Sicherheitsmaßnahmen

Foundation-Elemente, die in Polizei- und Rettungsdienste eingebettet sind, haben die Überwachung auf potenzielle SCP-5037-Instanzen aufrechtzuerhalten und diese zu untersuchen.

Nach der formellen Identifizierung einer SCP-5037-Instanz übernimmt die Foundation die volle Situationskontrolle. Amnesika sind nach Bedarf zu verabreichen, Medienberichterstattung ist zu verhindern oder zu unterdrücken, und eine geeignete Vertuschungsgeschichte ist zu entwickeln, die alternative Umstände für die SCP-5037-Instanz beschreibt.

Soziale Beziehungen und Personen in der Nähe der Opfer der SCP-5037-Instanzen sind zur Befragung mitzunehmen und danach zu überwachen. Die Liegenschaften, in denen SCP-5037-Instanzen vorkommen, sind von der Foundation aufzukaufen oder anderweitig zu erwerben und unter Überwachung zu halten.

Foundation-Webcrawler "ERIKA" hat nach Schlüsselwörtern zu suchen, die auf eine Online-Diskussion der ersten drei SCP-5037-Instanzen hindeuten, die zu untersuchen sind und in die bei Bedarf einzugreifen ist, um die Informationssicherheit für die restlichen SCP-5037-Instanzen und die Foundation zu gewährleisten.

Beschreibung

SCP-5037 ist eine Serie von Morden in "verschlossenen Räumen", die auf anomale Weise begangen werden, lokalisiert auf Wohngrundstücken innerhalb der Stadtgrenzen von Lubbock, Texas, und etwa einmal im Monat stattfinden. Alle Instanzen von SCP-5037 ereigneten sich in Räumen, die verschlossen waren oder auf andere Weise von außen nicht betreten werden konnten, ohne Mittel oder Anzeichen für ein Betreten oder ein Verlassen, die mit herkömmlichen Mitteln erkennbar wären.

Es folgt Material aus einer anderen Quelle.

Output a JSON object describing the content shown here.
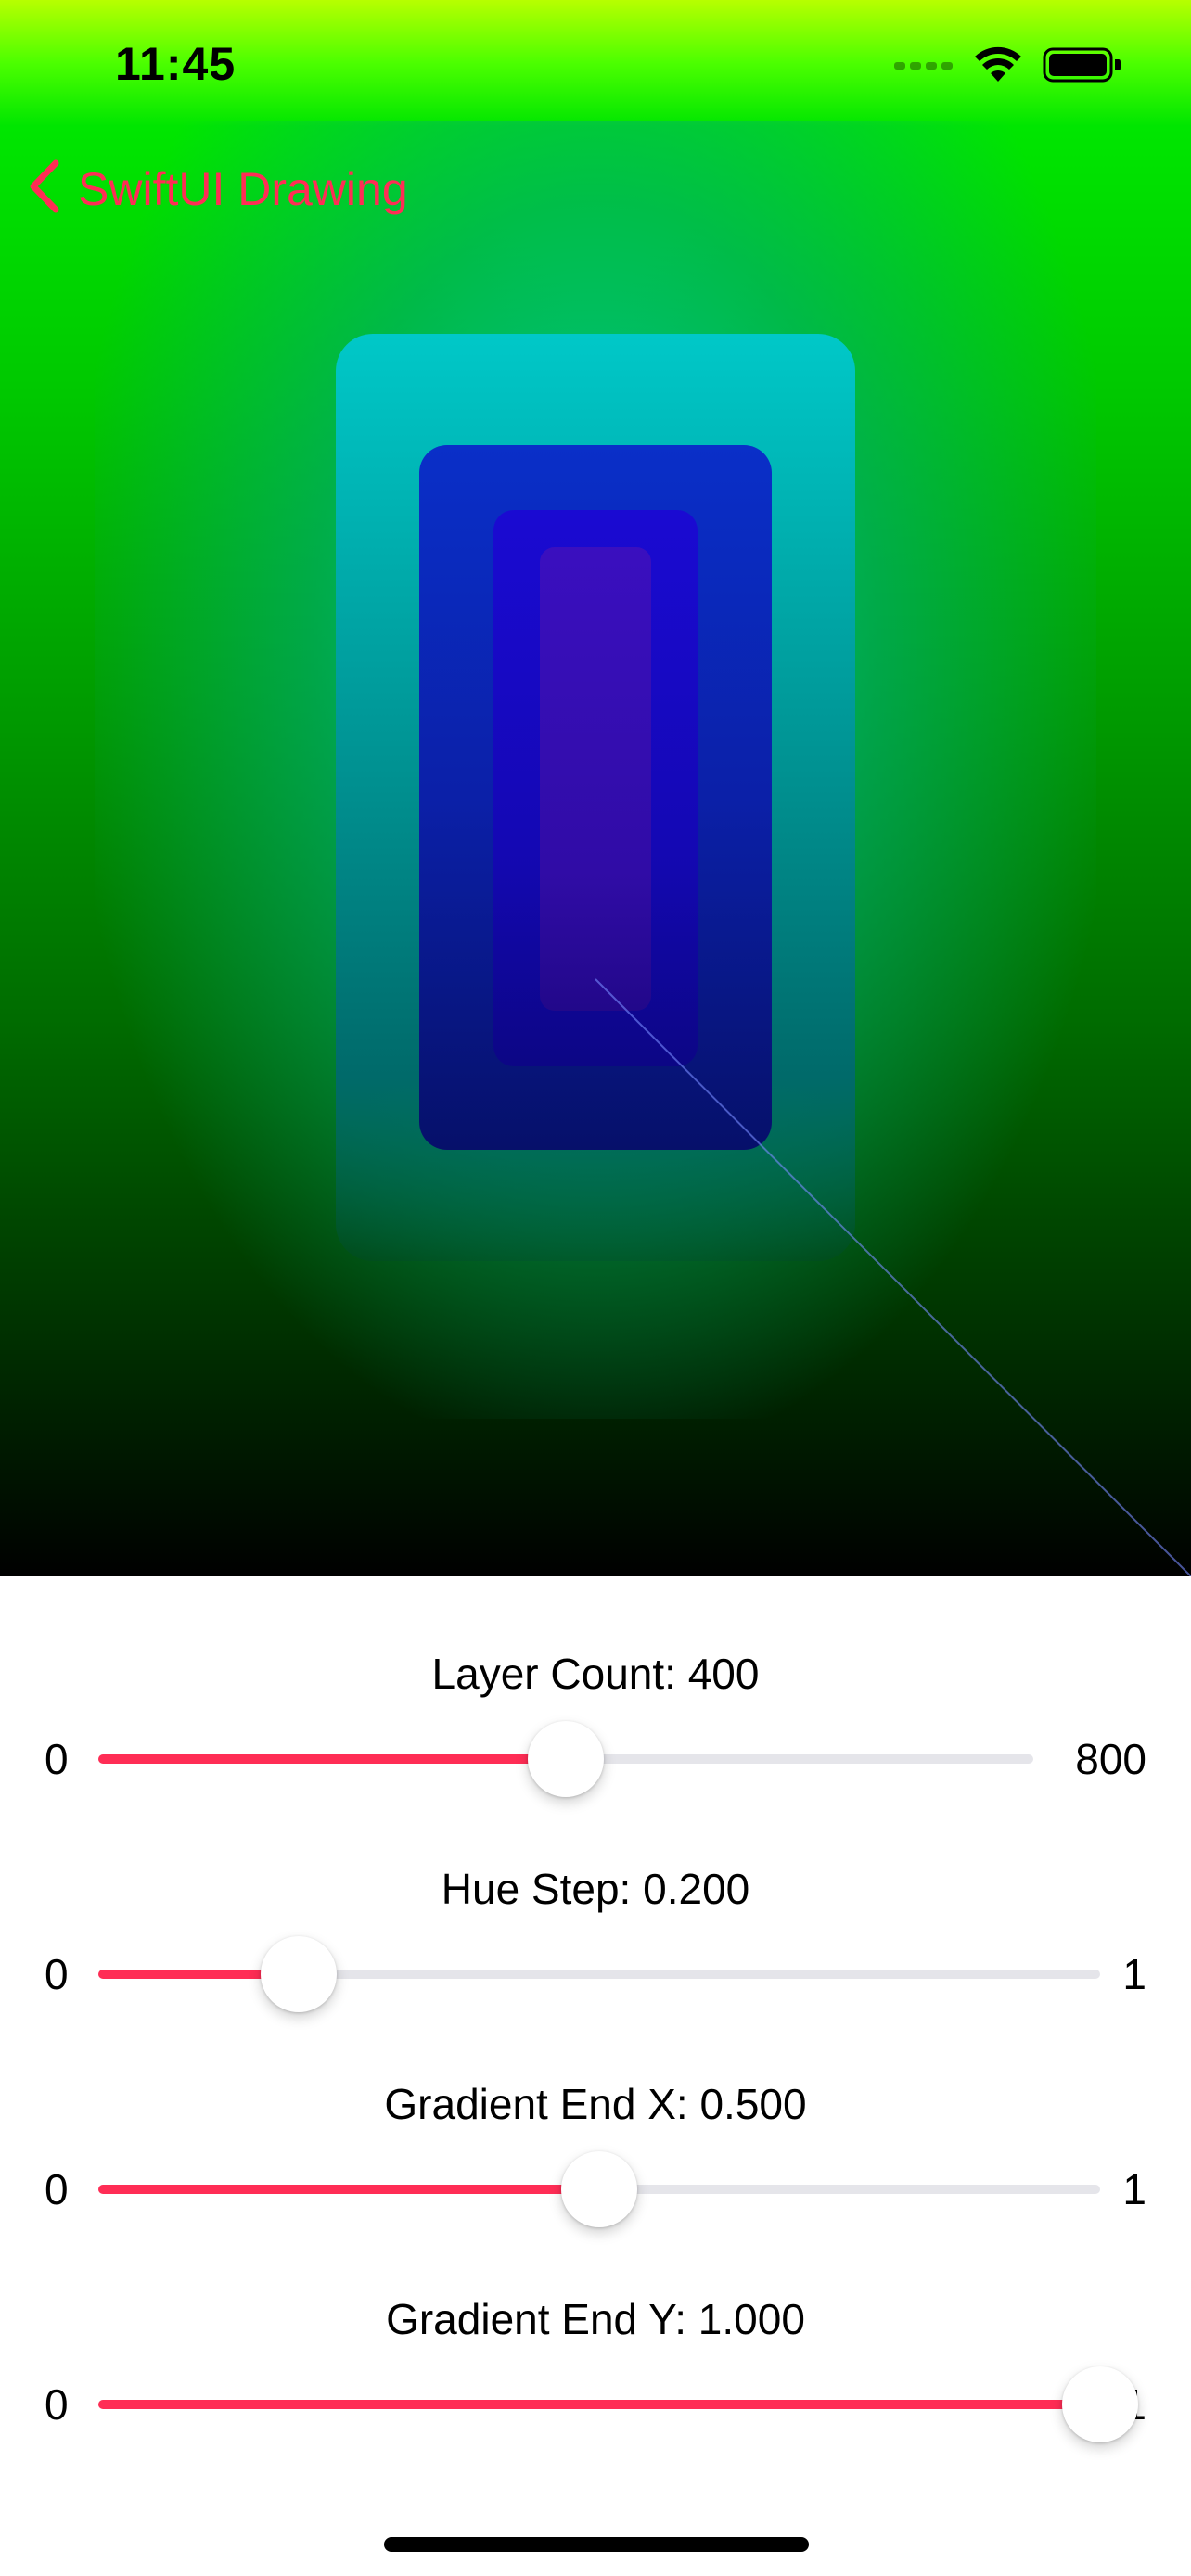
{
  "status_bar": {
    "time": "11:45",
    "icons": [
      "cellular-signal-icon",
      "wifi-icon",
      "battery-icon"
    ]
  },
  "nav": {
    "back_label": "SwiftUI Drawing",
    "accent_color": "#ff2d55"
  },
  "sliders": [
    {
      "title": "Layer Count: 400",
      "min_label": "0",
      "max_label": "800",
      "fraction": 0.5
    },
    {
      "title": "Hue Step: 0.200",
      "min_label": "0",
      "max_label": "1",
      "fraction": 0.2
    },
    {
      "title": "Gradient End X: 0.500",
      "min_label": "0",
      "max_label": "1",
      "fraction": 0.5
    },
    {
      "title": "Gradient End Y: 1.000",
      "min_label": "0",
      "max_label": "1",
      "fraction": 1.0
    }
  ],
  "colors": {
    "track_fill": "#ff2d55",
    "track_empty": "#e5e5ea"
  }
}
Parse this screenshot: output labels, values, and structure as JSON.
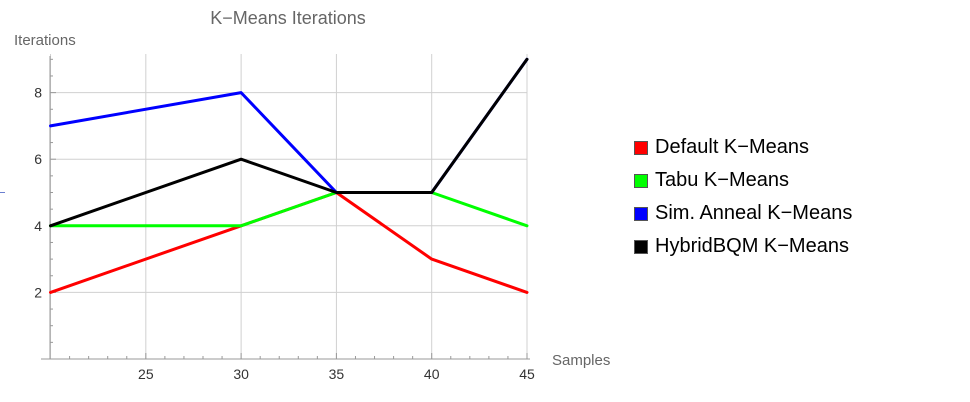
{
  "chart_data": {
    "type": "line",
    "title": "K−Means Iterations",
    "xlabel": "Samples",
    "ylabel": "Iterations",
    "x": [
      20,
      30,
      35,
      40,
      45
    ],
    "xlim": [
      19.5,
      45
    ],
    "ylim": [
      0,
      9.4
    ],
    "xticks": [
      25,
      30,
      35,
      40,
      45
    ],
    "yticks": [
      2,
      4,
      6,
      8
    ],
    "grid": true,
    "legend_position": "right",
    "series": [
      {
        "name": "Default K−Means",
        "color": "#ff0000",
        "values": [
          2,
          4,
          5,
          3,
          2
        ]
      },
      {
        "name": "Tabu K−Means",
        "color": "#00ff00",
        "values": [
          4,
          4,
          5,
          5,
          4
        ]
      },
      {
        "name": "Sim. Anneal K−Means",
        "color": "#0000ff",
        "values": [
          7,
          8,
          5,
          5,
          9
        ]
      },
      {
        "name": "HybridBQM K−Means",
        "color": "#000000",
        "values": [
          4,
          6,
          5,
          5,
          9
        ]
      }
    ]
  }
}
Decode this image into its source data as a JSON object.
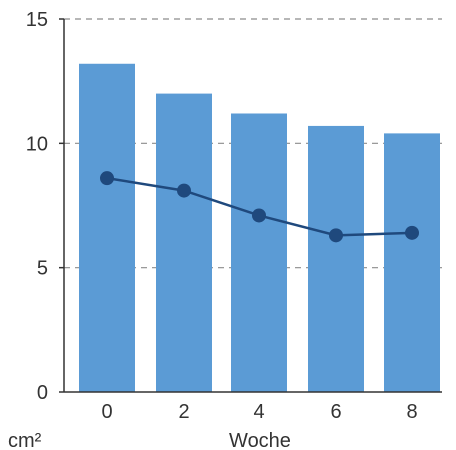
{
  "chart_data": {
    "type": "bar",
    "categories": [
      "0",
      "2",
      "4",
      "6",
      "8"
    ],
    "series": [
      {
        "type": "bar",
        "values": [
          13.2,
          12.0,
          11.2,
          10.7,
          10.4
        ],
        "color": "#5b9bd5"
      },
      {
        "type": "line",
        "values": [
          8.6,
          8.1,
          7.1,
          6.3,
          6.4
        ],
        "color": "#1f497d"
      }
    ],
    "xlabel": "Woche",
    "ylabel": "cm²",
    "ylim": [
      0,
      15
    ],
    "yticks": [
      "0",
      "5",
      "10",
      "15"
    ],
    "grid": true
  }
}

SCP-5037-Instanzen sind ausnahmslos aufgetreten, wenn sich keine anderen Personen im Wohnsitz befinden, und werden typischerweise nur entdeckt, wenn soziale Beziehungen der Opfer den Wohnsitz betreten und feststellen, dass die Person im "verschlossenen Raum" nicht reagiert, woraufhin die Behörden alarmiert werden. Es wurde kein Muster oder Zusammenhang zwischen den Opfern von SCP-5037 festgestellt. Sie unterscheiden sich in Alter, Geschlecht, ethnischer Zugehörigkeit und Beruf und es wurde nicht festgestellt, dass sie sich jemals getroffen oder miteinander korrespondiert haben.

Die Umstände von SCP-5037 haben sich bei allen Instanzen als identisch erwiesen. Das Opfer liegt ungefähr in der Mitte des "verschlossenen Raums", mit dem Gesicht nach oben, die Hände vor der Brust gefaltet, die Beine ausgestreckt und die Augen geschlossen mit sichtbaren Tränenflecken. Sie lächeln immer.

Die Todesursache für alle Opfer wurde als identisch mit der Wirkung einer tödlichen Benzodiazepin-Überdosis ermittelt. Das Zentralnervensystem war einer schweren Depression ausgesetzt, die zu Koma und anschließendem Tod führte. Die forensische Untersuchung hat jedoch durchweg keine Spuren von Drogen im Körper gezeigt, und zusätzliche Untersuchungen haben ergeben, dass die physiologische Veränderung und der darauffolgende Tod in einem Ausmaß, das mit herkömmlichen Mitteln nicht möglich war, nahezu augenblicklich eintraten.

Alle Opfer hatten einen blauen Post-It-Haftnotizzettel in den Händen, auf den der Text mit einem BIC-Atlantis-Comfort-Stift geschrieben wurde. Eine Abschrift ist unten verfügbar.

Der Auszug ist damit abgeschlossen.